Formal Algorithms for Transformers

lynguist · on July 21, 2022

I find the distinction introduced in this paper into encoder-decoder Transformers, encoder-only Transformers and decoder-only Transformers very useful for my informal understanding of the different architectures. Thank you for this clear clarification.

godelski · on July 21, 2022

I'm curious about this comment and it being the top comment. Is this something people don't know? Everything in this paper was introduced in Attention Is All You Need[0]. They introduced Dot Product Attention, which is what everyone just refers to now as Attention, and they talk about the decoder and encoder framework. The encoder is just self attention `softmax(<q(x),k(x)>)v(x)` and decoder includes joint attention `softmax(<q(x),k(x)>)v(y)`

I have a lot of complaints about this paper because it only covers topics addressed in the main attention paper (Vaswani) and I can't see how it accomplishes anything but pulling citations away from grad students who did survey papers on Attention, which are more precise and have more coverage of the field. As a quick search, here's a survey paper from last year that has more in depth discussion and more mathematical precision[1].

Maybe because this is an area of research adjacent to my active area, but I'm a little confused at the attention (pun intended) it is getting. Seems just like Deep Mind's name is the major motivation.

[0] https://arxiv.org/abs/1706.03762

[1] https://arxiv.org/abs/2106.04554

sva_ · on July 21, 2022

I like how this seems to actually be self-contained. They even have a list of notations in the end.

geysersam · on July 21, 2022

This is a fantastic resource. It's the missing piece of many machine learning articles.

tartakovsky · on July 21, 2022

Zero diagrams, but maybe they wouldn’t be helpful to clarify the concept? Guess it depends on the types of learners, I’m not sure.

nh23423fefe · on July 21, 2022

paper explicitly rejects diagrams as unhelpful

> Some 100+ page papers contain only a few lines of prose informally describing the model [RBC+21]. At best there are some high-level diagrams

godelski · on July 21, 2022

> only a few lines of prose informally describing the model

This is ironic considering they use more words to describe chunking (splitting along a dimension, x,y = a[0,:,:,:], a[1,:,:,:]) than multi-heads.

godelski · on July 21, 2022

I can't tell who this paper is aimed at. It isn't formal. It isn't mathematical. It isn't a good description and doesn't have good coverage. I can only assume it is for citations.

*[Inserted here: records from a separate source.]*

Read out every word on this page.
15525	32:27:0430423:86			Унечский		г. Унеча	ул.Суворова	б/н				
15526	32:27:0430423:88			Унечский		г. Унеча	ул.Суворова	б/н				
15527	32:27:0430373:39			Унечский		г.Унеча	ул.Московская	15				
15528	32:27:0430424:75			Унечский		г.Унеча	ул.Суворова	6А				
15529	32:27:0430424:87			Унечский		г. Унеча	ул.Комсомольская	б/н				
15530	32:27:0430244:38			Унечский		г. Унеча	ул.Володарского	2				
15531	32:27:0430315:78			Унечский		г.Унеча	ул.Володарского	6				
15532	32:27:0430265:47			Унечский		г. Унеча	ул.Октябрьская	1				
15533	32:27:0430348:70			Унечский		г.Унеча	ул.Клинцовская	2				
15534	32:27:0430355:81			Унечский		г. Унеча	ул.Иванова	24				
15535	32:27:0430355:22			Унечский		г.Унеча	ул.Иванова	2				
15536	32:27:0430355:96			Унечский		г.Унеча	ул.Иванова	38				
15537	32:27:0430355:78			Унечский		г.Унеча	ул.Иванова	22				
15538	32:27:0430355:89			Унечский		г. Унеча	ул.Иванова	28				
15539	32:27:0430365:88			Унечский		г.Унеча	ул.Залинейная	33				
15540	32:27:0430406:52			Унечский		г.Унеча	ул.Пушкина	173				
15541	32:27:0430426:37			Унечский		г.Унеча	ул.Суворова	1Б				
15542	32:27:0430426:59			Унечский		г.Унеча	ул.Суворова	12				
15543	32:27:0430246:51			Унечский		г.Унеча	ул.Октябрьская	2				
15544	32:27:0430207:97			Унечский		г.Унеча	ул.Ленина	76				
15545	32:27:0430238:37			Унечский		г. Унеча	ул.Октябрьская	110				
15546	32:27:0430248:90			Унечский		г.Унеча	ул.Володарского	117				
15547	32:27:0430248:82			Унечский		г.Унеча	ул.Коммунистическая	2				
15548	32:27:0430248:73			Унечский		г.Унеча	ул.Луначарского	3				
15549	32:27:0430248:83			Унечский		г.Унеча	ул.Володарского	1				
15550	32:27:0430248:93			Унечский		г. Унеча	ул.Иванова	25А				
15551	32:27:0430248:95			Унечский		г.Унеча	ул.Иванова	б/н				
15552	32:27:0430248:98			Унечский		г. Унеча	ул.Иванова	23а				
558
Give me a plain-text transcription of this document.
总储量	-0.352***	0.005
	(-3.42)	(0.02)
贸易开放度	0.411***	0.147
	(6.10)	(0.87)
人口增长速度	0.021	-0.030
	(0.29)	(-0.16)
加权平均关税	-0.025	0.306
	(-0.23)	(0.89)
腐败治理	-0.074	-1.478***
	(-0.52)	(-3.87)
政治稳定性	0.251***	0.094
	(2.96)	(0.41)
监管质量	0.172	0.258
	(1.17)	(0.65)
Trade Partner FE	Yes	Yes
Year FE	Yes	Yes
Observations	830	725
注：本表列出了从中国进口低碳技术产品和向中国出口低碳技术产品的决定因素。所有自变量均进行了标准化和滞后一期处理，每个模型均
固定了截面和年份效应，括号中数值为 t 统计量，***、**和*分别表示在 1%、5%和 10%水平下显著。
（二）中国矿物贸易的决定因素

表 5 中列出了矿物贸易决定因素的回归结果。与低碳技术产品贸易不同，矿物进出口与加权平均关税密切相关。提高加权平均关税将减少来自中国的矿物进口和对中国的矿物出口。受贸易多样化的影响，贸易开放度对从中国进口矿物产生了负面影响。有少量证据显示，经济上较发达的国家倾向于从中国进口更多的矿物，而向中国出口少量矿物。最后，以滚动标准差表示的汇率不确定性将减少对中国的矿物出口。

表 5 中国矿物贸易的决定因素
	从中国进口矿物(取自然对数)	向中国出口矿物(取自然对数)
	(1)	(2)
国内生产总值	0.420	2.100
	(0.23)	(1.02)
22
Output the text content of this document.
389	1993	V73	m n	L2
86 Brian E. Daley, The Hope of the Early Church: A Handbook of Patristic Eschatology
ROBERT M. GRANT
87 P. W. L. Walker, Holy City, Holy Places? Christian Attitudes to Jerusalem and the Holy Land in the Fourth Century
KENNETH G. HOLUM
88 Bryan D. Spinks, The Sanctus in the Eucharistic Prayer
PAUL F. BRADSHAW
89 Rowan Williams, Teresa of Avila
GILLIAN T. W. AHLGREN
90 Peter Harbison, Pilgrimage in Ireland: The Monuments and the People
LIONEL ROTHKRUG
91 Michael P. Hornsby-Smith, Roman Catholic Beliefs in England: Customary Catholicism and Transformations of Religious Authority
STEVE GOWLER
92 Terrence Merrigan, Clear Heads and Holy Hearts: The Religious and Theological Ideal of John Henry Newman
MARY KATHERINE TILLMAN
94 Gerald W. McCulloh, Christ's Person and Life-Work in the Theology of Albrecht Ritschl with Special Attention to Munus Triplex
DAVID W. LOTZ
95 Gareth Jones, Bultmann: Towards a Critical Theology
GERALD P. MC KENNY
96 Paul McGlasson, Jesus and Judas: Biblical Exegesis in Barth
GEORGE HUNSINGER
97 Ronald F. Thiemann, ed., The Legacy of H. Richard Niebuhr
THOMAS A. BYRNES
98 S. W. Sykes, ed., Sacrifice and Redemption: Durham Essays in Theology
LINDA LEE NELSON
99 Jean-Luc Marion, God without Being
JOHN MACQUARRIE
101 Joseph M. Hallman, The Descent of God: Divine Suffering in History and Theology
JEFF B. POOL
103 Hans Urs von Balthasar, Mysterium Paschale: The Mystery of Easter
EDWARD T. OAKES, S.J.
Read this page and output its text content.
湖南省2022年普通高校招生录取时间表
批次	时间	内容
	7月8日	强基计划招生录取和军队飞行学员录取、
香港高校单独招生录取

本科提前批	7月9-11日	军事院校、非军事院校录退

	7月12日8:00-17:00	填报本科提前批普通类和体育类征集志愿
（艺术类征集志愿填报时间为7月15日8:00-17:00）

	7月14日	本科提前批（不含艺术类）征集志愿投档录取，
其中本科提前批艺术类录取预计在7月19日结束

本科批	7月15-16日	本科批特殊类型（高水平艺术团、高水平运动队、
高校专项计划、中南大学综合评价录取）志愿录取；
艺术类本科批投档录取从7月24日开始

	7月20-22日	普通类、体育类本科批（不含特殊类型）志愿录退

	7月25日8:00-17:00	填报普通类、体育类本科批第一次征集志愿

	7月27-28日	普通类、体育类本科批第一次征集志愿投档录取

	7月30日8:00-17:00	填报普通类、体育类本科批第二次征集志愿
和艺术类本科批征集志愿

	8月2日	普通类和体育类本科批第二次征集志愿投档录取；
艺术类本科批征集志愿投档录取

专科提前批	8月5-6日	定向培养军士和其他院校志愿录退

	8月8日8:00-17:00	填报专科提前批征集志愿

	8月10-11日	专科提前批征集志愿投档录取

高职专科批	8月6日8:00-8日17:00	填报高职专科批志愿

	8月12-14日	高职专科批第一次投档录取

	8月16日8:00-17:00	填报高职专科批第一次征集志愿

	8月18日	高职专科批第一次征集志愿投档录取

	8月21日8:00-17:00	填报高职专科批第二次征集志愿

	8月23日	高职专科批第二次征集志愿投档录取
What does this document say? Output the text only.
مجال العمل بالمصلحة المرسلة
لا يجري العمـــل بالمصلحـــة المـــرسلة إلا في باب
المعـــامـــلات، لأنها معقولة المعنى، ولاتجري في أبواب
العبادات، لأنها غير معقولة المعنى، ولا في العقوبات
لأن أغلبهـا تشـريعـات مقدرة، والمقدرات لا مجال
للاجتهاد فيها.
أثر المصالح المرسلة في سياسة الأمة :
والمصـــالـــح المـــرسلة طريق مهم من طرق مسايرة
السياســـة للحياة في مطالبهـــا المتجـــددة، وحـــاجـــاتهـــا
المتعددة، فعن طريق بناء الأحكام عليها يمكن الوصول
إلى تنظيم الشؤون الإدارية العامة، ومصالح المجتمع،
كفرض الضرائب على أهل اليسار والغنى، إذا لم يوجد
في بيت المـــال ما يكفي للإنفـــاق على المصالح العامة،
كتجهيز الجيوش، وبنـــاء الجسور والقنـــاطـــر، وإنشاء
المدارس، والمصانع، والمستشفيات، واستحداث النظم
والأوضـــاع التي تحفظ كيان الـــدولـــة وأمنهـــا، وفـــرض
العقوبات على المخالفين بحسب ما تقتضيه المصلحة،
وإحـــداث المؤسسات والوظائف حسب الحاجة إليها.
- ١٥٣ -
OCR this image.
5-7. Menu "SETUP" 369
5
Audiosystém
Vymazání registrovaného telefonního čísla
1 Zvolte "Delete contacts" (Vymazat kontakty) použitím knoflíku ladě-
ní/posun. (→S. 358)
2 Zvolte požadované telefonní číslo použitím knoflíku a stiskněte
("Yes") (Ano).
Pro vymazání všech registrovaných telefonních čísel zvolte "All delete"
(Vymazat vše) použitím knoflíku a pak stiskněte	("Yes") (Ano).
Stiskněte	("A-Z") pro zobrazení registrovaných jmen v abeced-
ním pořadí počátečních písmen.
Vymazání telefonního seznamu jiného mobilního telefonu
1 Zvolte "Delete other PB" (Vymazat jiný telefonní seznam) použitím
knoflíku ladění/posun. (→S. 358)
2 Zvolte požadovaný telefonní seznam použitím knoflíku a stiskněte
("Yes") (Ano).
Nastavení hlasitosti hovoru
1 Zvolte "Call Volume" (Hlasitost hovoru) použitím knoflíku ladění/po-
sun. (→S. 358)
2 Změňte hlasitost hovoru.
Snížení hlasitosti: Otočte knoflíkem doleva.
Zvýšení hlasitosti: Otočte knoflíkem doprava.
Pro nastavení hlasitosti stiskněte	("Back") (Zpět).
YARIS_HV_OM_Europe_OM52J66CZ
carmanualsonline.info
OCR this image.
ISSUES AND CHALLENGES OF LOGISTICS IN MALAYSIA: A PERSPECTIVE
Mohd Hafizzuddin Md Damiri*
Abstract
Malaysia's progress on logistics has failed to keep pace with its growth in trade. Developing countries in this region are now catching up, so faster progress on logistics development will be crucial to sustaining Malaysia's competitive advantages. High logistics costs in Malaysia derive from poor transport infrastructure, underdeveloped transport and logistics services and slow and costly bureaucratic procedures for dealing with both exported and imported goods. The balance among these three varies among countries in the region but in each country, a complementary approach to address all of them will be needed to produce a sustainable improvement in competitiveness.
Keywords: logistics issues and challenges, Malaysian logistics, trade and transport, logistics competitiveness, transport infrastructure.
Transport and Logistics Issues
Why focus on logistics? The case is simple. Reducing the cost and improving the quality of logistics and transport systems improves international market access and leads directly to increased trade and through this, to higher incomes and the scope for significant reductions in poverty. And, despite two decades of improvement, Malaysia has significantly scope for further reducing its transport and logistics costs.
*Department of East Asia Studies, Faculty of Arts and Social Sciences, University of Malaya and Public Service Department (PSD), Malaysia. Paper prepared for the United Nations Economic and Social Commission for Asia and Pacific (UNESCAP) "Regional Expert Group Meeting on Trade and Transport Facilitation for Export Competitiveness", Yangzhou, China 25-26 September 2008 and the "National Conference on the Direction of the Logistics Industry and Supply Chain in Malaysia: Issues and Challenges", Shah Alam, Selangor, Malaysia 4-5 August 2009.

ThrowawayTestr · on July 21, 2022

I was assuming electrical transformers.

zdw · on July 21, 2022

Or the cartoon/toy franchise

mrhether · on July 21, 2022

familiar with basic ML terminology might be an understatement

godelski · on July 21, 2022

If you're starting from scratch scratch, these might be of more use to you. Second focuses on vision transformers, but all the concepts still apply.

https://jalammar.github.io/illustrated-transformer/

https://medium.com/pytorch/training-compact-transformers-fro...

uoaei · on July 21, 2022

This field moves very quickly. I don't think anyone can be expected to keep up who don't make it a weekly study subject or are actively employed in it.